The neural network of people heard voices and painted their portraits

Recently, neural networks surprise their skills - Could you ten years ago to believe that the computer can "revive" the portraits of Marilyn Monroe and Dostoevsky? Prepare to be surprised on because researchers from the Massachusetts Institute of Technology have created a neural network Speech2Face, which is able to paint portraits of people just listen to their voices. The technology is still far from ideal, but its ability to determine the gender, nationality and age of the person is impressive.

To train the neural network used AVSpeech set with millions of short videos with thousands of people speaking. Tracks with video and sound are separated, so that the system was able to study each type of material as much detail. At the first stage, VGG-Face algorithm studied video fragments and creating portraits of people appearing to them from the front and a neutral facial expression. Another part of the algorithm studied voice spectrogram obtained and put on the portraits of additional changes - in the end get a rough picture of each person talking.

A neural network for creating portraits on the basis of voice - is already a reality

If you compare a person's face from the video and the proposed algorithm option, you can find a lot of differences. However, the researchers claim that they initially did not want to create the most similar portrait of a man - to the tone and intonation of the human voice influenced by many factors, so ideal result they would not have received. But the neural network copes with the fact that it is important to researchers, namely from the precise definition of gender, nationality and age.

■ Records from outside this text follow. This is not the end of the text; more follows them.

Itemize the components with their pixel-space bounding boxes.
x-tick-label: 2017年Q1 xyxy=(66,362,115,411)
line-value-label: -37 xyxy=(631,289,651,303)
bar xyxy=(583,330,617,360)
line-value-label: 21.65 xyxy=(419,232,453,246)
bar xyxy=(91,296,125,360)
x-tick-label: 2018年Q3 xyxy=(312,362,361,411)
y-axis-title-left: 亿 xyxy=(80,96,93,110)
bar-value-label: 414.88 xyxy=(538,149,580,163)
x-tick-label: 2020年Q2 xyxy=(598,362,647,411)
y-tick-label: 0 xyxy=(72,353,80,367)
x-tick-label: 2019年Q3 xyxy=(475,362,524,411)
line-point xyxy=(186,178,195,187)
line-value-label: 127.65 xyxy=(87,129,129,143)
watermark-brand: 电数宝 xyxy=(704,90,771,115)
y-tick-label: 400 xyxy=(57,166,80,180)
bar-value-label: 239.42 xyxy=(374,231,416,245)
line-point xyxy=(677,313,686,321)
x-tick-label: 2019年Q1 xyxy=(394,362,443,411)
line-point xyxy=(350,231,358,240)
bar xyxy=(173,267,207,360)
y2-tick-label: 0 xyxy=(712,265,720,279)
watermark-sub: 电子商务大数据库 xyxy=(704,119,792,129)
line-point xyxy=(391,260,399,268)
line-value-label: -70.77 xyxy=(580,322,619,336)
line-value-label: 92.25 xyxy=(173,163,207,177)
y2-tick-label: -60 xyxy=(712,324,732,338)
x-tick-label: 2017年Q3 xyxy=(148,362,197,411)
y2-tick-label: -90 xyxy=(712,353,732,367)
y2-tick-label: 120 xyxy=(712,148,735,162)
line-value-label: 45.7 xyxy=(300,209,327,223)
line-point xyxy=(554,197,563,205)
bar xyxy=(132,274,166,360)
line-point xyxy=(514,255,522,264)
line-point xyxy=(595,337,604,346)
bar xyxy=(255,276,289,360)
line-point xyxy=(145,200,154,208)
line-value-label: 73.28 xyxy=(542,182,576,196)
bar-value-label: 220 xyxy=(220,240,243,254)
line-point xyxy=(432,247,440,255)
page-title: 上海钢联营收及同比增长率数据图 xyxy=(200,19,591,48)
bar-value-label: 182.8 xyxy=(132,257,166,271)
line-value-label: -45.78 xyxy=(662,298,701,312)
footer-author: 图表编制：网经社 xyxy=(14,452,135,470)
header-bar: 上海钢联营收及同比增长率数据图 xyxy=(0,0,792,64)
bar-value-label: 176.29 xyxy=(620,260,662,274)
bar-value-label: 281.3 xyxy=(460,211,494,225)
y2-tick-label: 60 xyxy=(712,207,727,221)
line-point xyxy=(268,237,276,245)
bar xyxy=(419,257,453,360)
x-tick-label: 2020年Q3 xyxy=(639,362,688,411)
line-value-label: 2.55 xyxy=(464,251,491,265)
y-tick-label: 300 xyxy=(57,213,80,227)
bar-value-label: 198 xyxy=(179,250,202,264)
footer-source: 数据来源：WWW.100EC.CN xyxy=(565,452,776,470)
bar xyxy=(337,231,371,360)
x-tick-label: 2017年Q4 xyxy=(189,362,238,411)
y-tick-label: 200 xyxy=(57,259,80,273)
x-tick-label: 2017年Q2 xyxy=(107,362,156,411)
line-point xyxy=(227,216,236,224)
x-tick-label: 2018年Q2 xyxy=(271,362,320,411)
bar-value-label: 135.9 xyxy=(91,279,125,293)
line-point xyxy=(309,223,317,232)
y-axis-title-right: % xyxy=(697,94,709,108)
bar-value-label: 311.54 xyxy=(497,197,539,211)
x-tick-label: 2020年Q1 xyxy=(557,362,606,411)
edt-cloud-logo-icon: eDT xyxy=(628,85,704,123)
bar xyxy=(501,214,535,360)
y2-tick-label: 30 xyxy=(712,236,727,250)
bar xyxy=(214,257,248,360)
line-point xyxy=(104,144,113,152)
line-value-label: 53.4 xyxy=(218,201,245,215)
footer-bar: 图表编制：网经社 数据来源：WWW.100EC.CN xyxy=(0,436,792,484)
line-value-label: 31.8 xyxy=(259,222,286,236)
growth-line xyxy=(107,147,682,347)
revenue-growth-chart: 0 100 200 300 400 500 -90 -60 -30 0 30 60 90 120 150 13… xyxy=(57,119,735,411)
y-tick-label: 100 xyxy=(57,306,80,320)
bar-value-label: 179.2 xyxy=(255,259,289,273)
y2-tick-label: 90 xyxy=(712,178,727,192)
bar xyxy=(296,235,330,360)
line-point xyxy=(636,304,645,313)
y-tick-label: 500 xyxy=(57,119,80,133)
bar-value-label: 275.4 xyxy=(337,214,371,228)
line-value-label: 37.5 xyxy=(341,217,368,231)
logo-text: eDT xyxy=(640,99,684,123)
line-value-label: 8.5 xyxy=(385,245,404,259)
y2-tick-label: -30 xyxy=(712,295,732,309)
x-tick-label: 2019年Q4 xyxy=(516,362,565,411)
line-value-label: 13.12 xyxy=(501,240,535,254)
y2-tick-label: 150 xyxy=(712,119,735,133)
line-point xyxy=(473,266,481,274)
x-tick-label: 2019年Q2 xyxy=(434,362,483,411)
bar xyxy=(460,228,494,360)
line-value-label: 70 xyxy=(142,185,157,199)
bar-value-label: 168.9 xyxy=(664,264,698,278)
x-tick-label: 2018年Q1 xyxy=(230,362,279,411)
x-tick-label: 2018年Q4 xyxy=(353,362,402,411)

The authors noted that at this point the algorithm is weak in determining age, but they are able to improve the accuracy. It was also found that the algorithm is better recreates face with European and Asian appearance, but this is due only to the fact that the training videos were not equal to the number of persons of different nationalities.

Why do we need a neural network?

The same can be useful this technology in the future? Alternatively, using it ever can be created by the service where the virtual user avatar is created automatically on the basis of his voice. The new research also carries great scientific benefit - to study data, scientists can find a relationship between a person's appearance and his voice. Listen to the voice and look at their portraits can be recreated based on the project's website.